Mills, never a detached academic, seems to have seized an opportunity. The Jacobin piece says,

For his part, Mills saw the Cuban revolutionaries as Marxists, but hoped they would embrace the ideology’s liberating and humanistic aspects. . . . the young rebels were “bereft of any rigid political dogmatism, and being of the younger political generation, they have no experience with old-left Stalinism. They are a new left.”

This of course was at best faculty-lounge wishful thinking from the start, but Mills's intent seems to have been to leverage his prestige to legitimize this narrative. The Jacobin piece notes that Mills spent only two weeks in Cuba and did not speak Spanish. It continues,

Mills’s interviewees were also apparently preselected. The Fair Play for Cuba Committee and the Cuban official Raul Roa had arranged his trip; Mills had neither the ability nor the inclination to seek out those who did not share the revolutionary government’s views. Reading through the interview transcripts, anyone who has conducted research in Cuba will have the vaguely familiar impression of being shepherded toward approved spokesmen.

The transcripts also reveal that Mills pulled lines of inquiry from his own theories — for example, the role of intellectuals, broadly defined, as revolutionary agents. At times this could result in somewhat leading questions: “Would you think that . . . a proper way to define the situation would be like the following: That one small branch of intellectuals went into the hills, including Fidel . . . That is, the Revolution was made by young intelligentsia in contact with the poor people?” Mills listened but also occasionally imposed.
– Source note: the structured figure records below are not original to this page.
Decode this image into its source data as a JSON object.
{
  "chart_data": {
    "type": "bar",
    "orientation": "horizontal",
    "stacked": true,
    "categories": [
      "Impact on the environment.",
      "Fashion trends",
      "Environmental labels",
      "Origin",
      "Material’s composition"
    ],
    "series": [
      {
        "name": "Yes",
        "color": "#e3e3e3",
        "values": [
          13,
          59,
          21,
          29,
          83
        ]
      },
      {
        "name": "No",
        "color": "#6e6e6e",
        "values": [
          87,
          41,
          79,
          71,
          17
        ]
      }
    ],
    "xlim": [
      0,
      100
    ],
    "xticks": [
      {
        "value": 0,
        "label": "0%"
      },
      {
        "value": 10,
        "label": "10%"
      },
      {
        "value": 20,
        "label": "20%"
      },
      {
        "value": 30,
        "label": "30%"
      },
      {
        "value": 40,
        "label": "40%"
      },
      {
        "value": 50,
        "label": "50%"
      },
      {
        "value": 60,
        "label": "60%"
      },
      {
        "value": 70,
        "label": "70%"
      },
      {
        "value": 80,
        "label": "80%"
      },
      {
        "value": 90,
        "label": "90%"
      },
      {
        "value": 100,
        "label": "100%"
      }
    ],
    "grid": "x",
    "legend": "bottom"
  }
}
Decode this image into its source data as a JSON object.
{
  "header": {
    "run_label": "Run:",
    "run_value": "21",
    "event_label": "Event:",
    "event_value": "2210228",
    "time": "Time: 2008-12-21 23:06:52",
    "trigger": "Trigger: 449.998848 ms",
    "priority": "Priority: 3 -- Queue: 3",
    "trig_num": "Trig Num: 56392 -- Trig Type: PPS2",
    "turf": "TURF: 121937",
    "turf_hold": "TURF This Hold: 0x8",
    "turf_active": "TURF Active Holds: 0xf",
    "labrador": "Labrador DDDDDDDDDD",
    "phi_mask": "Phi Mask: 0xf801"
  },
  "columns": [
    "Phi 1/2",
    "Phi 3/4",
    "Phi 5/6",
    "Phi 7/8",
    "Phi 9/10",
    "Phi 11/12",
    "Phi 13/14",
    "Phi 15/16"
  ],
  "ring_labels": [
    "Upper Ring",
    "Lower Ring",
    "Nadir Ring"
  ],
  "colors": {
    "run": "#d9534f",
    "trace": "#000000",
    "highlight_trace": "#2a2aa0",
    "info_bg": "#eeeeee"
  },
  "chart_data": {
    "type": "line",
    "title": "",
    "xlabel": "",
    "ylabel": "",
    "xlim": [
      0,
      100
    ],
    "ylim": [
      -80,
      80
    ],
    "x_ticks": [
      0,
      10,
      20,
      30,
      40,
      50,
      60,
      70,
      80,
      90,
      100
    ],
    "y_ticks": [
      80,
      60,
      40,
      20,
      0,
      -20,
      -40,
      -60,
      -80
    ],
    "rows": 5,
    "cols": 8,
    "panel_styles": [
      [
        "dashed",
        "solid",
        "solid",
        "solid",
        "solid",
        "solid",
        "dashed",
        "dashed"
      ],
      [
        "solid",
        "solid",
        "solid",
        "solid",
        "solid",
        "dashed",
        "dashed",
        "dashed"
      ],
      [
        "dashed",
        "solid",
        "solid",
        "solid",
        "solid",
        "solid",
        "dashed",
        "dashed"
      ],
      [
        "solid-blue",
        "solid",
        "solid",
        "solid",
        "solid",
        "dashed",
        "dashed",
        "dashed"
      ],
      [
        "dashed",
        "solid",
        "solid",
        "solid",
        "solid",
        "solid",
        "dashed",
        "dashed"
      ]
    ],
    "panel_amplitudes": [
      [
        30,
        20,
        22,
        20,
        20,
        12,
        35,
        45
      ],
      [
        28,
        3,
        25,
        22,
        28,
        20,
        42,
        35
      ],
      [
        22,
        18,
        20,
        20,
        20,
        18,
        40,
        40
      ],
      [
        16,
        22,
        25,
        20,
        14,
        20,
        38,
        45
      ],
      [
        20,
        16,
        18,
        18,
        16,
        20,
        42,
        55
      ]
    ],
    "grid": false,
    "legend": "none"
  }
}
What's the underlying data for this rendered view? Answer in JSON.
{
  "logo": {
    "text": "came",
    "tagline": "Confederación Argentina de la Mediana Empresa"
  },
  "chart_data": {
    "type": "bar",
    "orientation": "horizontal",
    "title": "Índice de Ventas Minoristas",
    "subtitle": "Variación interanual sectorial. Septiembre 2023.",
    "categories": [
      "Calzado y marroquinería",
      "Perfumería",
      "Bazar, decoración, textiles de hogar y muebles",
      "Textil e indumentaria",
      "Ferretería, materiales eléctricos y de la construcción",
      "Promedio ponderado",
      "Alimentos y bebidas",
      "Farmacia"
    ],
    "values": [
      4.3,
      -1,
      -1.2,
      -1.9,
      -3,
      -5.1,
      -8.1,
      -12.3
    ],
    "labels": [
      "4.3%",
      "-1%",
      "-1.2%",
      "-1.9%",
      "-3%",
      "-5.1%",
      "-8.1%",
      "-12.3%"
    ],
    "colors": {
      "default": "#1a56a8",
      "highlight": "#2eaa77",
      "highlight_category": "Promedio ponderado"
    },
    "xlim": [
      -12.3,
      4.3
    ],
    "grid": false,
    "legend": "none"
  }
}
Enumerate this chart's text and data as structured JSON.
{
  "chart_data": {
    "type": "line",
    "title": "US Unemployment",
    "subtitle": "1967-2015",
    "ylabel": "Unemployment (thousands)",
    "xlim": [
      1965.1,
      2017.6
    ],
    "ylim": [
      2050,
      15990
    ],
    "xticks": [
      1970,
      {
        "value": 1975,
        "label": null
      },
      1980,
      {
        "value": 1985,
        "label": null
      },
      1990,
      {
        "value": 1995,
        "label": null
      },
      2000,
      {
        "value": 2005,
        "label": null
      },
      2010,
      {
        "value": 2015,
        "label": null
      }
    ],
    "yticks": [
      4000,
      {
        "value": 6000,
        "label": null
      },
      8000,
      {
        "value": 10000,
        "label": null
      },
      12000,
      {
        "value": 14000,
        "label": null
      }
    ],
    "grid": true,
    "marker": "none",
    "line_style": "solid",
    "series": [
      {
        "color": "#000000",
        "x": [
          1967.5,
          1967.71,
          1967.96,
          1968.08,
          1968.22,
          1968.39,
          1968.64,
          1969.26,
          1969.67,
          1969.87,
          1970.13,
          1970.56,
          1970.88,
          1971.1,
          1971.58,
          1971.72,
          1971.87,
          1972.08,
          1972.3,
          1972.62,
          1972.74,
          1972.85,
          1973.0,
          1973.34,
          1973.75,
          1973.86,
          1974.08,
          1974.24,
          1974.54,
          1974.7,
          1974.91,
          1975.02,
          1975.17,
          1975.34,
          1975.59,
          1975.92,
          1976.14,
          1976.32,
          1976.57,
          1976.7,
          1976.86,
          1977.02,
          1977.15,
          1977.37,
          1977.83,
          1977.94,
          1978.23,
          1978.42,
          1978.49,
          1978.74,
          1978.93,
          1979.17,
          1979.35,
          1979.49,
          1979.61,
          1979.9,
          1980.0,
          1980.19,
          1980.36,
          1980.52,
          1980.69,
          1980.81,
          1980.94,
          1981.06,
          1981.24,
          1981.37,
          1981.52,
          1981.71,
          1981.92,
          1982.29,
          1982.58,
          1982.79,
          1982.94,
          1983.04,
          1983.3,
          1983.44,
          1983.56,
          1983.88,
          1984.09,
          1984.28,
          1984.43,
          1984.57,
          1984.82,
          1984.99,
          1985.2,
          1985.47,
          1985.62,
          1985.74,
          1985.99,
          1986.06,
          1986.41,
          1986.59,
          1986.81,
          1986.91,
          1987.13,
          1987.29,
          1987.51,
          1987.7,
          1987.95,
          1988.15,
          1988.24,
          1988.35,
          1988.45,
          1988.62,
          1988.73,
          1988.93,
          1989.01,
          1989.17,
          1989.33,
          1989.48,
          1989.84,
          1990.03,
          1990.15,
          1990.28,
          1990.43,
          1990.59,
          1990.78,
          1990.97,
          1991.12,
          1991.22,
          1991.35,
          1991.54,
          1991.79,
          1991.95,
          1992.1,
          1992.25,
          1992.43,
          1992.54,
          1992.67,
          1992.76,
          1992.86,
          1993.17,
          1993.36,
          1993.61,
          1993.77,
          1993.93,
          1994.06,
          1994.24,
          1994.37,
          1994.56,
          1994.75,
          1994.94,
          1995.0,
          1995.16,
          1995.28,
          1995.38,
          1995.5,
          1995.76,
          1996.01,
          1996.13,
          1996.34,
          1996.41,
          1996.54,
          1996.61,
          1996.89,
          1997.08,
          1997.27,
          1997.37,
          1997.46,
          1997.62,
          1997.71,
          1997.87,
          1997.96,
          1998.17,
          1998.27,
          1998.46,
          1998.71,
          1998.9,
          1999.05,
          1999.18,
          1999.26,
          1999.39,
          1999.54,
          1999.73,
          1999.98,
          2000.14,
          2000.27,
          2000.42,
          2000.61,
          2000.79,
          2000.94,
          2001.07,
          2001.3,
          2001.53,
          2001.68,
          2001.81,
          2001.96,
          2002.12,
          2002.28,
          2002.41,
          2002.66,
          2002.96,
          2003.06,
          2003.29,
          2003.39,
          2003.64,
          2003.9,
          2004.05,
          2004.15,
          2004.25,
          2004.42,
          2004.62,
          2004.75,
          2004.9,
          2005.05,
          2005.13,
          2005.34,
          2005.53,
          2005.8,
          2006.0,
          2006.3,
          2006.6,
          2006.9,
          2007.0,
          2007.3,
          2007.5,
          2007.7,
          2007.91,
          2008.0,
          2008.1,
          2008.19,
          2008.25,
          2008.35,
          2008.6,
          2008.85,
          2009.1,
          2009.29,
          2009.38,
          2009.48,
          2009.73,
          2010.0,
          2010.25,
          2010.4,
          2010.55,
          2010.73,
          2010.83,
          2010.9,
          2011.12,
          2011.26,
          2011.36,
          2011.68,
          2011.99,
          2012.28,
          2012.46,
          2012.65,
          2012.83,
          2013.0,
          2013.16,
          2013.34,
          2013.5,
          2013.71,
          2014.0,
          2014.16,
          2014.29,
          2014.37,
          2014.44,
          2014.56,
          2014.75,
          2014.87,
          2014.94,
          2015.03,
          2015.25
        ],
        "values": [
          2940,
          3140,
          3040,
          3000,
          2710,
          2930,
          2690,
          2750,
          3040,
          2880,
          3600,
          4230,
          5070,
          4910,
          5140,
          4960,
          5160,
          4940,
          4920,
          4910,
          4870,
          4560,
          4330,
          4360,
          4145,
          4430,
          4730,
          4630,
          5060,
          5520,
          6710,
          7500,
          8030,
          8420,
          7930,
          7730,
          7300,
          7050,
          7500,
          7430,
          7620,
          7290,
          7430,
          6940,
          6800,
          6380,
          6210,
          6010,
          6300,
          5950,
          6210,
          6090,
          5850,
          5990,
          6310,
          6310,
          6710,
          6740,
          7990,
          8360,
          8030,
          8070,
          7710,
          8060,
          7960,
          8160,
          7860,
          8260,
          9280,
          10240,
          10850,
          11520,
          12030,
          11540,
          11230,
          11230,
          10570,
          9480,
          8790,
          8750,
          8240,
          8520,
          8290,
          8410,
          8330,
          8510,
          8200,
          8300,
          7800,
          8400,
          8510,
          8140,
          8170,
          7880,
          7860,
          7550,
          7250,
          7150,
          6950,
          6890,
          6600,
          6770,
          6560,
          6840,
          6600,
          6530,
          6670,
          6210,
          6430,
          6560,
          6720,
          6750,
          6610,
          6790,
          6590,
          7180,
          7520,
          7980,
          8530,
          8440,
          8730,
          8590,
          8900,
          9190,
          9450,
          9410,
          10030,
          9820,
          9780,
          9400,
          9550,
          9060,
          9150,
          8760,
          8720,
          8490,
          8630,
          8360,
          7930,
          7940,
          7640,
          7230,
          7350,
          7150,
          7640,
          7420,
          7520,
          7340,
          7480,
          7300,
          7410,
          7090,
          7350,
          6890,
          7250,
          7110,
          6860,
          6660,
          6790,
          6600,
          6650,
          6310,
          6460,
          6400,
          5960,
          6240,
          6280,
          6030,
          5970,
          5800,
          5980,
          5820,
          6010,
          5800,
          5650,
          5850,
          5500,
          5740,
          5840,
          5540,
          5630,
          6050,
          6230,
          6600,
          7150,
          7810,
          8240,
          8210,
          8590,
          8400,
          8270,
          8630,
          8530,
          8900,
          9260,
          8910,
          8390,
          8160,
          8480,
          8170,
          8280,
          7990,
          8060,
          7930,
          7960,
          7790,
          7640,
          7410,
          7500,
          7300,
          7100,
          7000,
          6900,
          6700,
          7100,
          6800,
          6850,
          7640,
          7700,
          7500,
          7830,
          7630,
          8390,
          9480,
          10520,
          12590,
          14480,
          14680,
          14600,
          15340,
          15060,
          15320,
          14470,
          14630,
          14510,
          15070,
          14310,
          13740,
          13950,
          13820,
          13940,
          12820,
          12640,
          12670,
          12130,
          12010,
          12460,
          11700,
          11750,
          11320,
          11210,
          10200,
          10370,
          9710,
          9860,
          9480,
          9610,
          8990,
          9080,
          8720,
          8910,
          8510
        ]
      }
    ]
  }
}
. . . Mills’s premature death in 1962 spared him some of the soul-searching that other foreign intellectuals later faced over Cuba. He did not live to see Castro’s endorsement of the Soviet invasion of Czechoslovakia in 1968, nor the imprisonment of the Cuban poet Heberto Padilla in 1971. These events largely ended the romance many foreign intellectuals had with the Cuban Revolution. Whether Mills would have reacted similarly is hard to say, but by this point the New Left’s youthful phase was decidedly over.

The “socialism with heart” Mills had hoped for proved too fragile for the Cold War.

The effect of the book on its publication was widespread. The piece says,

By the time Mills died less than two years later, he was receiving nearly ten letters a day from readers all over the world, many asking, “How can you help me get to Cuba so I can help Fidel?”

It's hard to avoid the conoclusioin that Mills at best was deliberately creating a "new left", separate from Stalinism, largely from wishful thinking, dressing it up with a measure of his own academic prestige. Britannica says,

New Left currents first arose in Europe in response to the perceived moral discredit of Soviet communism following Soviet leader Nikita Khrushchev’s “secret speech” in February 1956, which revealed the extent of political repression under Joseph Stalin’s leadership. French and British groups adopted the label New Left to denote their search for a socialist “third way,” distinct both from official communism or orthodox Marxism and from mainstream social democracy. Opposition to nuclear weapons and opposition to Cold War bipolarity (a system of international relations characterized by the existence of two superpowers) were critical rallying points for the disaffected communists, independent socialists, and young radicals who formed the New Left’s constituency. Anticolonialism and the problems of the Third World were increasingly salient, especially after the Cuban revolution of 1959.

Viewed from the post-Soviet perspective, the idea of a countervailing bipolar global axis was in reality a fantasy in itself, with the idea of New Left, "third way" independent revolution equally unrealistic. But I think it's a feature of the current left's intellectual bankruptcy that, in its continuing support of the Cuban regime, it maintains the same hard line it's had since 1960.